Certamente, le misure adottate con la Legge di Bilancio 2025 contribuiscono ad alleggerire il costo dei figli, specialmente nei primissimi anni di vita. Tuttavia, è difficile pensare che misure di questo tipo possano effettivamente spingere verso l’alto la natalità, ossia mettere chi desidera avere figli nelle condizioni effettive di averli. Innanzitutto, i 200 mila nati “persi” in quindici anni (da 570 mila del 2009 a 372 mila previsti per quest’anno) non sono dovuti tanto alla diminuita propensione delle coppie ad aver figli, quanto al permanere di un ampio divario tra quanto desiderato e quanto effettivamente realizzato.

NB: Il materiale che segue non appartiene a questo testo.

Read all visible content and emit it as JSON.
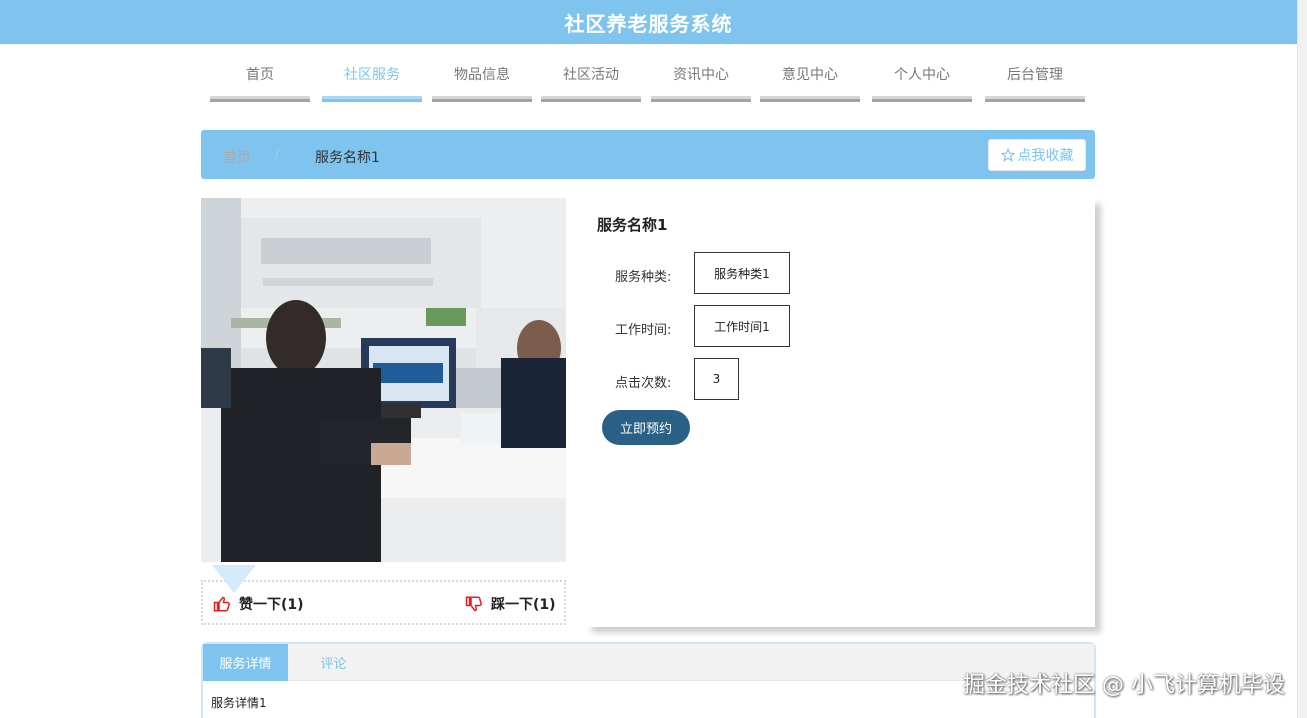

Senza ridurre tale divario (e senza un adeguato contributo dell’immigrazione) le nascite continueranno ad essere trascinate verso il basso dalla diminuzione delle donne in età fertile. Nell’azione generale (anche) di questo Governo manca la necessaria svolta fiscale/contributiva, tante volte richiesta all’Italia da organismi come il FMI e l’OCSE, riducendo la il peso fiscale del lavoro e aumentando quello sulle rendite. Se gli stipendi netti dei giovani lavoratori continuano a restare così bassi, è difficile stupirci se i giovani vanno a cercare lavoro all’estero, e se iniziano la vita di coppia all’età più alta d’Europa.

Anche con riferimento specifico alle famiglie con figli, mancano radicali riforme necessarie per diminuire gli oneri che i figli comportano, non solo nei primissimi anni di vita, ma anche, e forse soprattutto, in quelli successivi. Ad esempio, l’Italia è uno dei pochi paesi europei in cui i figli, dopo il decimo anno di vita, tornano a casa da scuola all’ora di pranzo.In conclusione, al di là dei maquillage alle politiche familiari contenuti in questa Legge di Bilancio, manca la consapevolezza che una vera spinta alla natalità non può prescindere da riforme radicali, che rendano l’Italia veramente amichevole per i giovani e per le famiglie con figli. Non è facile, ma le scorciatoie sono illusorie.